— Наверно, мистер Хэллоуэй умер.
— Мы это уже проходили! — нетерпеливо ответил я. — Он не умер.
— Умер, — согласился с братом Энсон.
— Я могу быть мертвым, — сказал Бобби, — но штаны у меня сухие.
— Умер, — подтвердил Джимми Уинг.
— Может быть, действительно умер, — задумчиво пробормотала Венди.
— Какого черта? — взорвался я, поворачиваясь к ним лицом. — Он не умер! Это парадокс, но он не умер! Все, что от вас требуется, — это поверить в сказки, хлопнуть в ладоши, и фея Динь-Динь оживет! Неужели это так трудно понять?
— Успокойся, Снеговик, — посоветовала мне Саша.
— Я и так спокоен!
Я все еще гневно смотрел на ребятишек, сидевших на третьей, последней лавке. Орсон находился в грузовом отсеке за их спинами. Он поднял лохматую башку и посмотрел на меня поверх голов детей, словно тоже хотел сказать: «Остынь».
— Я в полном порядке, — успокоил я пса.
Он недоверчиво фыркнул.
Бобби был мертв. Как пень. Мертвее не бывает. Ладно. И хватит об этом. Здесь, в Уиверне, жизнь продолжается, и иногда даже для мертвых. Кроме того, мы находились больше чем в полумиле от берега, поэтому ничего важного здесь происходить не могло.
— Сынок, пожалуй, с Динь-Динь ты попал в точку, — сказал Рузвельт, то ли стремясь успокоить меня, то ли сам начиная сходить с ума.
— Ага, — сказал Джимми Уинг. — Динь-Динь.
— Динь-Динь, — дружно кивнули двойняшки.
— Да, — сказала Венди. — Как я сама не догадалась?
Мангоджерри мяукнула. Я не понял, что это значит.
Доги свернул на тротуар, проехал по тропинке и остановился на газоне у бунгало.
Дети остались в машине с Орсоном и Мангоджерри.
Саша, Рузвельт и Доги заняли оборонительную позицию вокруг «Хаммера».

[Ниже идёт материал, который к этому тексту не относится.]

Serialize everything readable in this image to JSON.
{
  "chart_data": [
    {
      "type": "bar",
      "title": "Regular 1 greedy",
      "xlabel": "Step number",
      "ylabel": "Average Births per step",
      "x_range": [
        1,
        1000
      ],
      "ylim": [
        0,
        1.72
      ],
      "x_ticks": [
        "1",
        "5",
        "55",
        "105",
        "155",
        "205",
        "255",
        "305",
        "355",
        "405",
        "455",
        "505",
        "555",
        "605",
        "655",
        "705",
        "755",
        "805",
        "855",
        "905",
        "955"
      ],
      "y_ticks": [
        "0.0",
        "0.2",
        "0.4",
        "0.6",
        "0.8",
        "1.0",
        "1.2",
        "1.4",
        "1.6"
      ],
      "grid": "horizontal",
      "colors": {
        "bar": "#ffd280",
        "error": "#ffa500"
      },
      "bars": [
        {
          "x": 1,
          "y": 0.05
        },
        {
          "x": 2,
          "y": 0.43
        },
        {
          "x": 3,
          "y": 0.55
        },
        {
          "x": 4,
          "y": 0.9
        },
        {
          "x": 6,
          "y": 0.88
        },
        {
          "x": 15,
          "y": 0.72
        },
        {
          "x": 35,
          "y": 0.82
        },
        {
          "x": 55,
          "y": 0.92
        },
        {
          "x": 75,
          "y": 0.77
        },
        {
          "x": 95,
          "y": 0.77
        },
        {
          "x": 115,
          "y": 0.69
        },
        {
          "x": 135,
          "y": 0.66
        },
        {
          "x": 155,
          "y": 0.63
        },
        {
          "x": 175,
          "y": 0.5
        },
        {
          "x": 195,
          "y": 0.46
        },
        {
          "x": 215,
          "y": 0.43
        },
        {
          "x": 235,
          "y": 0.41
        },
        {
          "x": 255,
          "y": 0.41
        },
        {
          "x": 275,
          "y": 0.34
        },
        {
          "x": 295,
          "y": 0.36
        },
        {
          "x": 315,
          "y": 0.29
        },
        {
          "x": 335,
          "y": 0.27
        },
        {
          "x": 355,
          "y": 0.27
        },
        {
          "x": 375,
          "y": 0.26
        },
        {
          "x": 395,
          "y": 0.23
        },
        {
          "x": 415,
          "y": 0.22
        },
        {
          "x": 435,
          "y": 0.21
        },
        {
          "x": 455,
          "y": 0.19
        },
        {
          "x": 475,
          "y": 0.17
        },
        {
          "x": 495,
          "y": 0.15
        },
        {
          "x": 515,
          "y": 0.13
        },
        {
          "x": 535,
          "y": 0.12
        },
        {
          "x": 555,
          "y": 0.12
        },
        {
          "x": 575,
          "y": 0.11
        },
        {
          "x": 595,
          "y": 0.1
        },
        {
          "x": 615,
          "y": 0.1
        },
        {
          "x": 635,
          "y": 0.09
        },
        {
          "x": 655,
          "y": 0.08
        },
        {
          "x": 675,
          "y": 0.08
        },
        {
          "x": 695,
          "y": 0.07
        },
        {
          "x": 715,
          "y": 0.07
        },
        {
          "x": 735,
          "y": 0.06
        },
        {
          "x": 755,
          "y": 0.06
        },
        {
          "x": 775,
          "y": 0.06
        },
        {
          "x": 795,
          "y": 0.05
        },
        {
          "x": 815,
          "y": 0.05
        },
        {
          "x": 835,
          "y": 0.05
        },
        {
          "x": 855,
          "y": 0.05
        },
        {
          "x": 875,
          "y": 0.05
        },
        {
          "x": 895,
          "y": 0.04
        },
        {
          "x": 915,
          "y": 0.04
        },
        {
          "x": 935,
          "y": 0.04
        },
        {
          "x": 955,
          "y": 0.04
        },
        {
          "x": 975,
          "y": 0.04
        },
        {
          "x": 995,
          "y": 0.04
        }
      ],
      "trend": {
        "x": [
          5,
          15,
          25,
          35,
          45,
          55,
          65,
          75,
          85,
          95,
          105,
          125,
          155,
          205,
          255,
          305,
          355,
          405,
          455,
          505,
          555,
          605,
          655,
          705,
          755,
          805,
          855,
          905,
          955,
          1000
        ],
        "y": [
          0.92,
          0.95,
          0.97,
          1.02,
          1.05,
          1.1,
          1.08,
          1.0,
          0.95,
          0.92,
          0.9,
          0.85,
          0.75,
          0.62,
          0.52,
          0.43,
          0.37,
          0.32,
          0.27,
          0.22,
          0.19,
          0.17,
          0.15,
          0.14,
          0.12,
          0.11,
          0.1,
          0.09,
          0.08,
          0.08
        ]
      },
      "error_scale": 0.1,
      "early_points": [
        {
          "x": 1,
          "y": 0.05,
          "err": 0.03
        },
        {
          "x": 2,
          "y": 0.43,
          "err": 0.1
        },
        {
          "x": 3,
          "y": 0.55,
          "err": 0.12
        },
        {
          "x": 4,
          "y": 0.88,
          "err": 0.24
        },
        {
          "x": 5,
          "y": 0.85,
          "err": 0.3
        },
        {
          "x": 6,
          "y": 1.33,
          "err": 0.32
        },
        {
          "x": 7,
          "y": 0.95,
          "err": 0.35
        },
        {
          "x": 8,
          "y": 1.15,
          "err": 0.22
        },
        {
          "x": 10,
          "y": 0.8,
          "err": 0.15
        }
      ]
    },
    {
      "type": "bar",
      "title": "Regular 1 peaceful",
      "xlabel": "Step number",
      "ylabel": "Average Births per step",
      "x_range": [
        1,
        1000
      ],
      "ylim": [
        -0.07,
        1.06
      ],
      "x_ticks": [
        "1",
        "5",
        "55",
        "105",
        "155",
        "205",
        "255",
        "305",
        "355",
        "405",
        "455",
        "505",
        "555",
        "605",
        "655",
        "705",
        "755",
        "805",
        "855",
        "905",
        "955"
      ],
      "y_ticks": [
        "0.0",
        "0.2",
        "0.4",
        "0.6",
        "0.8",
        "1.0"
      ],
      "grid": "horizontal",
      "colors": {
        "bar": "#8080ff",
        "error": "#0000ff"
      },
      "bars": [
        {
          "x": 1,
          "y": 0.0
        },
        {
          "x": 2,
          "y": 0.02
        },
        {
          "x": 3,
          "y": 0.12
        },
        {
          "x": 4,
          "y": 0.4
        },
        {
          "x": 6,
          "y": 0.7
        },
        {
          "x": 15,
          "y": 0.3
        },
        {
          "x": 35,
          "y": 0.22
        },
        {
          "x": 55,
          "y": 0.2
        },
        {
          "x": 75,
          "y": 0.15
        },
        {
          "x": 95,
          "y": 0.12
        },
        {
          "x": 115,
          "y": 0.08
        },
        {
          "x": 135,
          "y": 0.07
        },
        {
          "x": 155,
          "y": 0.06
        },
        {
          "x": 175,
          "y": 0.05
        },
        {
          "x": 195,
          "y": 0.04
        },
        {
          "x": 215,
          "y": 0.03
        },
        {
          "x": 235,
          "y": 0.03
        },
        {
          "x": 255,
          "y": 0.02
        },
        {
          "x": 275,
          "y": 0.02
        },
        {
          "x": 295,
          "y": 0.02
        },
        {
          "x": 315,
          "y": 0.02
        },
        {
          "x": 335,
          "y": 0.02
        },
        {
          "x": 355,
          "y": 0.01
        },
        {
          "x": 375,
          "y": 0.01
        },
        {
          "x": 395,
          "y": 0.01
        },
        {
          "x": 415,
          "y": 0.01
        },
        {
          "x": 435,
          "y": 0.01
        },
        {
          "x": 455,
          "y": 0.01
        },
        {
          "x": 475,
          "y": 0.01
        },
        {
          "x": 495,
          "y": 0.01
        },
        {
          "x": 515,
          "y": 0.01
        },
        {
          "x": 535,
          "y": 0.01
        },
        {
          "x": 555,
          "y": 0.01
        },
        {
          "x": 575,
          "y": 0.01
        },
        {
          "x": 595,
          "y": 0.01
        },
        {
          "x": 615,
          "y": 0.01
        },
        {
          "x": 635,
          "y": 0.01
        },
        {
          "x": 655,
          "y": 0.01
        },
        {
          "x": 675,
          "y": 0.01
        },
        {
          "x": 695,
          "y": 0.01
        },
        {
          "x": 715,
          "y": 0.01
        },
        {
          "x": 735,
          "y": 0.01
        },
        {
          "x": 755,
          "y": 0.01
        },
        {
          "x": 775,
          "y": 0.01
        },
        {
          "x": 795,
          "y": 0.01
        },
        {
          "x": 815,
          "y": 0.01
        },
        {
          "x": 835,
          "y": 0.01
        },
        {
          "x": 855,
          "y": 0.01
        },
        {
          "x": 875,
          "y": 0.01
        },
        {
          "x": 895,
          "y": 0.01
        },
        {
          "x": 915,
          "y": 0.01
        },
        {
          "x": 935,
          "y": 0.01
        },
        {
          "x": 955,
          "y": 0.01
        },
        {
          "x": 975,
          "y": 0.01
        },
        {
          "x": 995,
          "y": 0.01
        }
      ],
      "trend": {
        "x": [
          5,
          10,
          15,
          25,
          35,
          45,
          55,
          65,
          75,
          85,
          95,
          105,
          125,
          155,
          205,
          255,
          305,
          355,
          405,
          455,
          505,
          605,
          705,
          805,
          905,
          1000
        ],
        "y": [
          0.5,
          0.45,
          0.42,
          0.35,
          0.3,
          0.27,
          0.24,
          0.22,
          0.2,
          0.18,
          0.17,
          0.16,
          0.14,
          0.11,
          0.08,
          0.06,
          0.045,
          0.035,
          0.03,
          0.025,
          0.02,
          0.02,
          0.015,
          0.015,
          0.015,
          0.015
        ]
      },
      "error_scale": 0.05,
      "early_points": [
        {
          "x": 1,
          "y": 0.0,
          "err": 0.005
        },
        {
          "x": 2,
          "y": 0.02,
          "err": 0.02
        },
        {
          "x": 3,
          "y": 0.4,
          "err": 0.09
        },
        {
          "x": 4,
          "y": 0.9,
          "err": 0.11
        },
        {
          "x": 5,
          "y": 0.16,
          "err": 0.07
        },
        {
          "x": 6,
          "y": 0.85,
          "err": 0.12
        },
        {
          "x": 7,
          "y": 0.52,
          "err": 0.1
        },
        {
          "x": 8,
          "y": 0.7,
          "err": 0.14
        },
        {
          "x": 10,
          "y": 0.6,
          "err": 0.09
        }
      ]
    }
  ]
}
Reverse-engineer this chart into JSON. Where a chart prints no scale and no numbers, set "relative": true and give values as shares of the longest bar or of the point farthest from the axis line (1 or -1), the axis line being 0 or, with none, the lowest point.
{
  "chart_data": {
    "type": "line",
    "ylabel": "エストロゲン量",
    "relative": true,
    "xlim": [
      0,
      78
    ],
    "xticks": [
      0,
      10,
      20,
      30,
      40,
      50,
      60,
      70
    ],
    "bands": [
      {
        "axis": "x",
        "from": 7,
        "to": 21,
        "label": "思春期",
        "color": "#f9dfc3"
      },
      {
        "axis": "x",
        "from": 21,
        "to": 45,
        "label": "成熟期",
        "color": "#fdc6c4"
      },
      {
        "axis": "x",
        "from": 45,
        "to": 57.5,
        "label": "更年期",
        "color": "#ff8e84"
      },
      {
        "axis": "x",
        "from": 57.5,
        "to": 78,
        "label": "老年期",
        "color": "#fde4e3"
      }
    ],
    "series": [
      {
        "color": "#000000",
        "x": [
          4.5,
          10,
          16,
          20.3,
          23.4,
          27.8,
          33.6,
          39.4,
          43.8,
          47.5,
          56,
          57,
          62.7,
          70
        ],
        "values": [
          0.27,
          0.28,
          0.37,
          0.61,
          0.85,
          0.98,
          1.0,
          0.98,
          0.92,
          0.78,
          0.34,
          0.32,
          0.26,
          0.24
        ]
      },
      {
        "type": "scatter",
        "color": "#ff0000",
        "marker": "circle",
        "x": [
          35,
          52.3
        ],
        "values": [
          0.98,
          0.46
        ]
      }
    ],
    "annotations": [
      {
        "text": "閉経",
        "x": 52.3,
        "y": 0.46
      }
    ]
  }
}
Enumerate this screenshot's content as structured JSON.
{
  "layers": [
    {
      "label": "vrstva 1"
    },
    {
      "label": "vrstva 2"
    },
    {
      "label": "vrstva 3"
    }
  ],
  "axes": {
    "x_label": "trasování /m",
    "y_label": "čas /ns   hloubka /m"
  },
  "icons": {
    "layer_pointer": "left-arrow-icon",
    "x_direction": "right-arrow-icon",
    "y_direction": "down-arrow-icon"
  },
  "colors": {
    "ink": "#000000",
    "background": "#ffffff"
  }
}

По совету Саши Доги включил в перечень две канистры бензина. Питая преступное намерение причинить еще больший ущерб собственности правительства, мы с Бобби понесли к бунгало пятьдесят литров вполне прилично горящей жидкости.
Возвращаться в этот миленький домик было так же приятно, как идти к зубному врачу, однако мы были ребята бравые и поднялись на крыльцо быстро, но тихо.
В гостиной мы бережно поставили канистры на пол, словно боялись разбудить чутко спящего человека.
Коконы на потолке исчезли.
Сначала я подумал, что обитатели этих шелковых трубочек вышли на свободу и теперь бродят по бунгало, приобретя форму, которая могла бы доставить нам неприятности. Но потом до меня дошло, что ни в углах, ни на полу нет ни одной паутинки.
Одинокий красный носок, который когда-то мог принадлежать одному из детей Делакруа, лежал там же, где и прежде, и был все еще покрыт пылью. В основном бунгало осталось таким, каким я его запомнил.